How to Build RAG With pgvector and Postgres
Build a complete RAG pipeline inside PostgreSQL using pgvector — schema, indexing, hybrid search, and metadata filtering in one database.

pgvector lets you build RAG inside the database you already run
Building RAG with pgvector and Postgres means your embeddings, your metadata, and your similarity search all live in one database you already operate, back up, and secure. The pgvector extension adds a vector column type and approximate-nearest-neighbour indexes to PostgreSQL, so a retrieval-augmented pipeline becomes ordinary SQL plus an embedding step. For teams already on Postgres, this consolidation is a real advantage — one fewer system to run, monitor, and reason about when something breaks at three in the morning.
This guide covers the parts that actually decide whether a pgvector RAG system is fast and accurate: schema design, the right index, hybrid search, and metadata filtering that does not fall apart under load. None of it is exotic, but each has a sharp edge that quietly degrades quality if you get it wrong, so it pays to be deliberate.
Step 1: Schema and the embedding column
Design the table so each chunk carries its vector, its source text, and the metadata you will filter and cite on. A good schema makes everything downstream easier; a careless one forces awkward workarounds later.
- Add a vector column sized to your embedding model's dimension, since the column type fixes the length.
- Keep the original chunk text in a column so answers can quote and verify it directly.
- Store source path, page, document id, and any access tags as ordinary columns you can index and filter.
Step 2: Choose and build the index
pgvector supports HNSW and IVFFlat indexes, and the choice affects both speed and memory. HNSW gives excellent recall and speed at the cost of memory and longer build time; IVFFlat is lighter and faster to build but needs its lists tuned and the data present before you build it, because it learns the partitions from existing rows.
Build the index after loading a representative amount of data, and match the index's operator class to the distance metric your embedding model expects, or recall quietly suffers.
Step 3: Get the distance metric right
pgvector offers cosine distance, inner product, and Euclidean (L2). The metric must match how your embedding model was trained — cosine is the common default for text embeddings, but some models expect inner product. Use the matching operator in your query and the matching operator class on your index, or recall degrades with nothing erroring to warn you that anything is wrong.
- Confirm the recommended metric in your embedding model's documentation before you commit to an index.
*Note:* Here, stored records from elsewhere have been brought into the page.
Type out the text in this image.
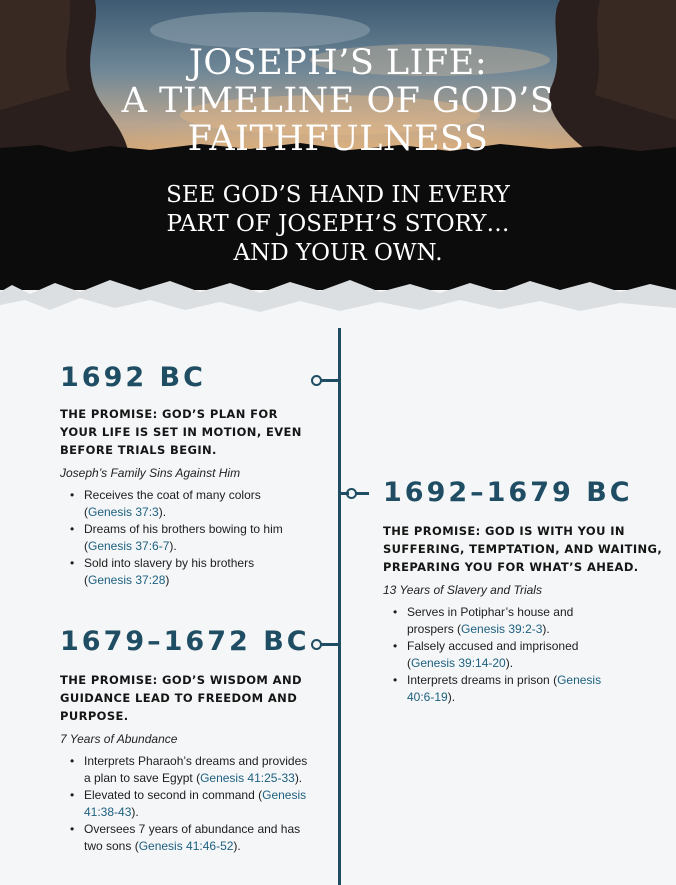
JOSEPH’S LIFE:
A TIMELINE OF GOD’S
FAITHFULNESS
SEE GOD’S HAND IN EVERY
PART OF JOSEPH’S STORY…
AND YOUR OWN.
1692 BC
THE PROMISE: GOD’S PLAN FOR
YOUR LIFE IS SET IN MOTION, EVEN
BEFORE TRIALS BEGIN.

Joseph’s Family Sins Against Him

• Receives the coat of many colors
(Genesis 37:3).
• Dreams of his brothers bowing to him
(Genesis 37:6-7).
• Sold into slavery by his brothers
(Genesis 37:28)
1692–1679 BC
THE PROMISE: GOD IS WITH YOU IN
SUFFERING, TEMPTATION, AND WAITING,
PREPARING YOU FOR WHAT’S AHEAD.

13 Years of Slavery and Trials

• Serves in Potiphar’s house and
prospers (Genesis 39:2-3).
• Falsely accused and imprisoned
(Genesis 39:14-20).
• Interprets dreams in prison (Genesis
40:6-19).
1679–1672 BC
THE PROMISE: GOD’S WISDOM AND
GUIDANCE LEAD TO FREEDOM AND
PURPOSE.

7 Years of Abundance

• Interprets Pharaoh’s dreams and provides
a plan to save Egypt (Genesis 41:25-33).
• Elevated to second in command (Genesis
41:38-43).
• Oversees 7 years of abundance and has
two sons (Genesis 41:46-52).
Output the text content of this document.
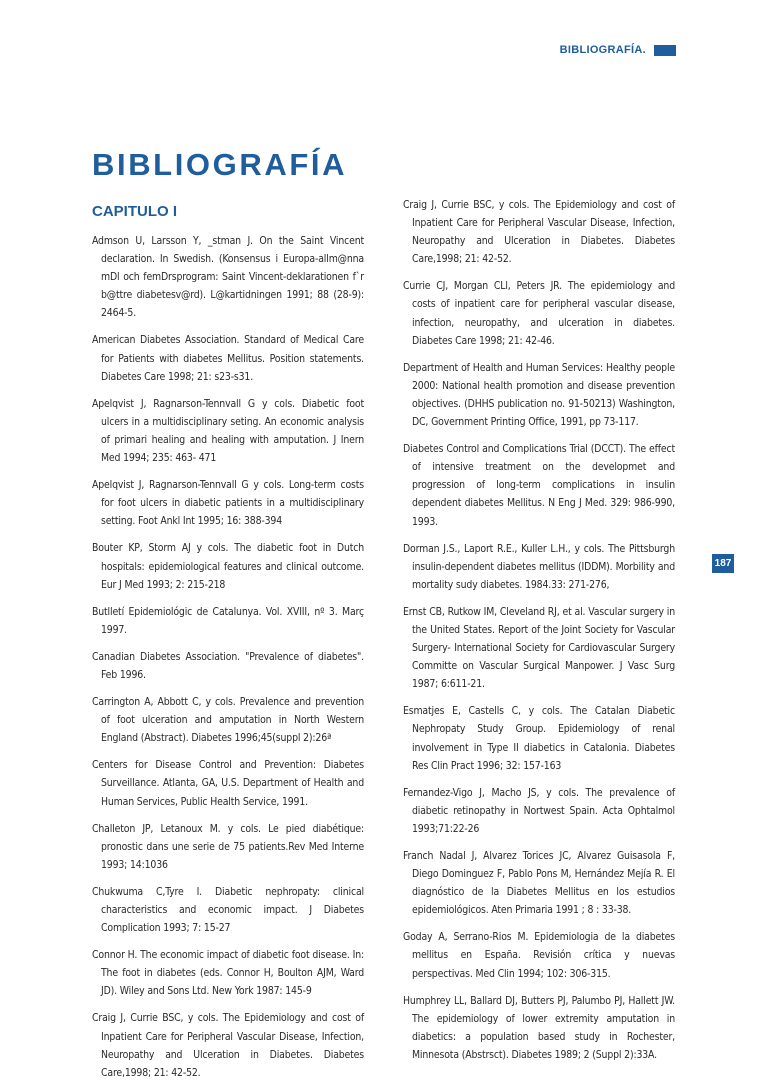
BIBLIOGRAFÍA.
BIBLIOGRAFÍA
CAPITULO I

Admson U, Larsson Y, _stman J. On the Saint Vincent declaration. In Swedish. (Konsensus i Europa-allm@nna mDl och femDrsprogram: Saint Vincent-deklarationen f`r b@ttre diabetesv@rd). L@kartidningen 1991; 88 (28-9): 2464-5.

American Diabetes Association. Standard of Medical Care for Patients with diabetes Mellitus. Position statements. Diabetes Care 1998; 21: s23-s31.

Apelqvist J, Ragnarson-Tennvall G y cols. Diabetic foot ulcers in a multidisciplinary seting. An economic analysis of primari healing and healing with amputation. J Inern Med 1994; 235: 463- 471

Apelqvist J, Ragnarson-Tennvall G y cols. Long-term costs for foot ulcers in diabetic patients in a multidisciplinary setting. Foot Ankl Int 1995; 16: 388-394

Bouter KP, Storm AJ y cols. The diabetic foot in Dutch hospitals: epidemiological features and clinical outcome. Eur J Med 1993; 2: 215-218

Butlletí Epidemiológic de Catalunya. Vol. XVIII, nº 3. Març 1997.

Canadian Diabetes Association. "Prevalence of diabetes". Feb 1996.

Carrington A, Abbott C, y cols. Prevalence and prevention of foot ulceration and amputation in North Western England (Abstract). Diabetes 1996;45(suppl 2):26ª

Centers for Disease Control and Prevention: Diabetes Surveillance. Atlanta, GA, U.S. Department of Health and Human Services, Public Health Service, 1991.

Challeton JP, Letanoux M. y cols. Le pied diabétique: pronostic dans une serie de 75 patients.Rev Med Interne 1993; 14:1036

Chukwuma C,Tyre I. Diabetic nephropaty: clinical characteristics and economic impact. J Diabetes Complication 1993; 7: 15-27

Connor H. The economic impact of diabetic foot disease. In: The foot in diabetes (eds. Connor H, Boulton AJM, Ward JD). Wiley and Sons Ltd. New York 1987: 145-9

Craig J, Currie BSC, y cols. The Epidemiology and cost of Inpatient Care for Peripheral Vascular Disease, Infection, Neuropathy and Ulceration in Diabetes. Diabetes Care,1998; 21: 42-52.

Craig J, Currie BSC, y cols. The Epidemiology and cost of Inpatient Care for Peripheral Vascular Disease, Infection, Neuropathy and Ulceration in Diabetes. Diabetes Care,1998; 21: 42-52.

Currie CJ, Morgan CLl, Peters JR. The epidemiology and costs of inpatient care for peripheral vascular disease, infection, neuropathy, and ulceration in diabetes. Diabetes Care 1998; 21: 42-46.

Department of Health and Human Services: Healthy people 2000: National health promotion and disease prevention objectives. (DHHS publication no. 91-50213) Washington, DC, Government Printing Office, 1991, pp 73-117.

Diabetes Control and Complications Trial (DCCT). The effect of intensive treatment on the developmet and progression of long-term complications in insulin dependent diabetes Mellitus. N Eng J Med. 329: 986-990, 1993.

Dorman J.S., Laport R.E., Kuller L.H., y cols. The Pittsburgh insulin-dependent diabetes mellitus (IDDM). Morbility and mortality sudy diabetes. 1984.33: 271-276,

Ernst CB, Rutkow IM, Cleveland RJ, et al. Vascular surgery in the United States. Report of the Joint Society for Vascular Surgery- International Society for Cardiovascular Surgery Committe on Vascular Surgical Manpower. J Vasc Surg 1987; 6:611-21.

Esmatjes E, Castells C, y cols. The Catalan Diabetic Nephropaty Study Group. Epidemiology of renal involvement in Type II diabetics in Catalonia. Diabetes Res Clin Pract 1996; 32: 157-163

Fernandez-Vigo J, Macho JS, y cols. The prevalence of diabetic retinopathy in Nortwest Spain. Acta Ophtalmol 1993;71:22-26

Franch Nadal J, Alvarez Torices JC, Alvarez Guisasola F, Diego Dominguez F, Pablo Pons M, Hernández Mejía R. El diagnóstico de la Diabetes Mellitus en los estudios epidemiológicos. Aten Primaria 1991 ; 8 : 33-38.

Goday A, Serrano-Rios M. Epidemiologia de la diabetes mellitus en España. Revisión crítica y nuevas perspectivas. Med Clin 1994; 102: 306-315.

Humphrey LL, Ballard DJ, Butters PJ, Palumbo PJ, Hallett JW. The epidemiology of lower extremity amputation in diabetics: a population based study in Rochester, Minnesota (Abstrsct). Diabetes 1989; 2 (Suppl 2):33A.

187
- Use the same metric for the index and the query so they agree on what "close" means.
- Validate with a few known-good pairs before trusting the index in anything real.
Step 4: Add hybrid search and filtering
Pure vector search is great at meaning and surprisingly weak at exact tokens — error codes, names, identifiers. Postgres already has full-text search built in, so you can run keyword search and vector search together and fuse the rankings, all in the same query against the same data. This is a quiet superpower of the pgvector approach: hybrid retrieval without standing up a second system to maintain.
- Combine pgvector similarity with Postgres full-text search for the best of meaning and exact match.
- Apply metadata filters — team, date, document type — in the same SQL so you never scan the whole table needlessly.
- Add a reranking pass over the top candidates for the single biggest quality jump in a struggling system.
Step 5: Operate it like a database
Because it is just Postgres, your existing operational muscle applies directly. Back it up, monitor it, and scale it the way you already do, which is a real saving in both effort and risk. The one RAG-specific discipline to add is re-embedding: when you change embedding models, every stored vector must be regenerated, because vectors from different models live in incompatible spaces. Version your embeddings so you know which model produced what, keep the source text so you can rebuild from scratch, and treat a model upgrade as a planned re-index rather than a surprise outage.
Prefer it built and managed for you?
BSH Technologies builds production RAG on pgvector and Postgres — schema and indexes tuned to your recall and latency targets, hybrid search, correct metrics, and a re-embedding plan that keeps model upgrades from becoming outages. If you are already on Postgres, talk to BSH Technologies or explore our AI & automation services.
Frequently asked questions
Can I build a full RAG system using only pgvector and Postgres?
Yes. pgvector adds vector columns and approximate-nearest-neighbour indexes to PostgreSQL, so embeddings, metadata, and similarity search all live in one database. Combined with Postgres full-text search for hybrid retrieval, it covers the whole pipeline without a separate vector service for most small-to-mid-scale workloads.
Should I use HNSW or IVFFlat in pgvector?
HNSW gives higher recall and faster queries at the cost of more memory and slower index builds, making it the default choice for quality. IVFFlat uses less memory and builds faster but needs its list count tuned and the data loaded first. Pick HNSW unless memory is tight or builds are too slow.
Which distance metric should I use in pgvector?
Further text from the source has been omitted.